The company also drew attention to the unique method used by the group Ransomed.vc. Positioning their malicious activity as a "penetration testing service", attackers actively use the legal regime of the EU General Data Protection Regulation (GDPR): if the victim does not pay the required ransom, Ransomed.the VC publishes stolen information, which leads to a fine for the organization. The expert called this technique "blackmail in the law".
According to Positive Technologies, in the third quarter, the share of attacks using spyware in attacks on individuals increased (65%). In successful attacks on organizations, the percentage of cases of spyware infection remains the same (20%). More than half of organizations infections with various types of malware occurred via email (57%). The main method of distributing HPE among individuals remained websites (49%), the share of which increased by 9 percentage points compared to the second quarter.
Social engineering remains the main threat for individuals (92%) and one of the main threats for organizations (37%). The attackers continued to exploit the topics of employment, political events and quick earnings for phishing, including with the help of cryptocurrencies, and also disguised themselves as delivery services.
Positive Technologies experts note that social engineering methods are constantly evolving. The attackers used sophisticated tactics to instill a false sense of security in the victim. Fraudsters used modular tools to create convincing phishing sites and correspondence, and also carried out multi-stage attacks: they achieved a criminal goal in several steps, combining various methods of deception. In a number of attacks, cybercriminals used compromised IT systems of companies to attack their customers and partners, as in the case of an attack on hotels hosted on the Internet. Booking.com. Positive Technologies predicts an increase in attacks using neural networks, which are gradually replenishing the arsenal of intruders.
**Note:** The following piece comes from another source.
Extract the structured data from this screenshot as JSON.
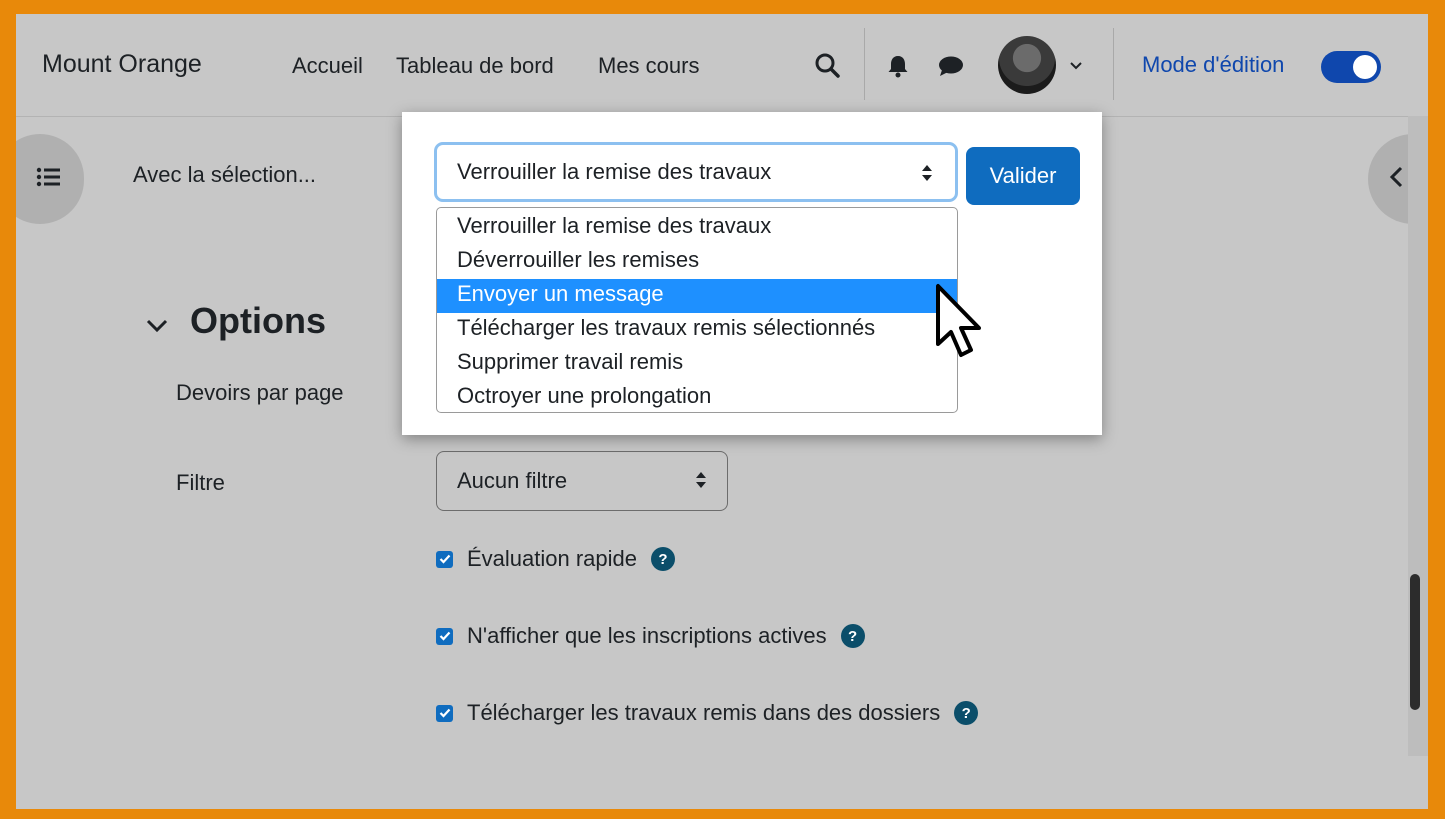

Experts recommend staying vigilant on the web, not following suspicious links, and not downloading attachments from unverified sources. You should be suspicious of urgent requirements or overly favorable offers.
Successful attacks most often resulted in data leaks (56% of successful attacks against organizations and 61% against individuals). Direct financial losses were the second most common consequence of attacks on individuals (35%). Core business disruption was again the second most frequent result of successful attacks on organizations (36%), but its share decreased by 8 percentage points compared to the second quarter due to the decline in the use of encryption in extortion. Nevertheless, experts recommend not to discount cryptographic attacks, as they usually cause serious consequences, as in the case of an attack on government offices in Sri Lanka, which resulted in the loss of electronic correspondence for a little over three months.
To protect devices from infection, experts recommend using sandboxes that allow you to analyze the behavior of files in a virtual environment, detect malicious activity, and prevent damage to the company in time. To protect against encryption, we recommend that you do not neglect backups.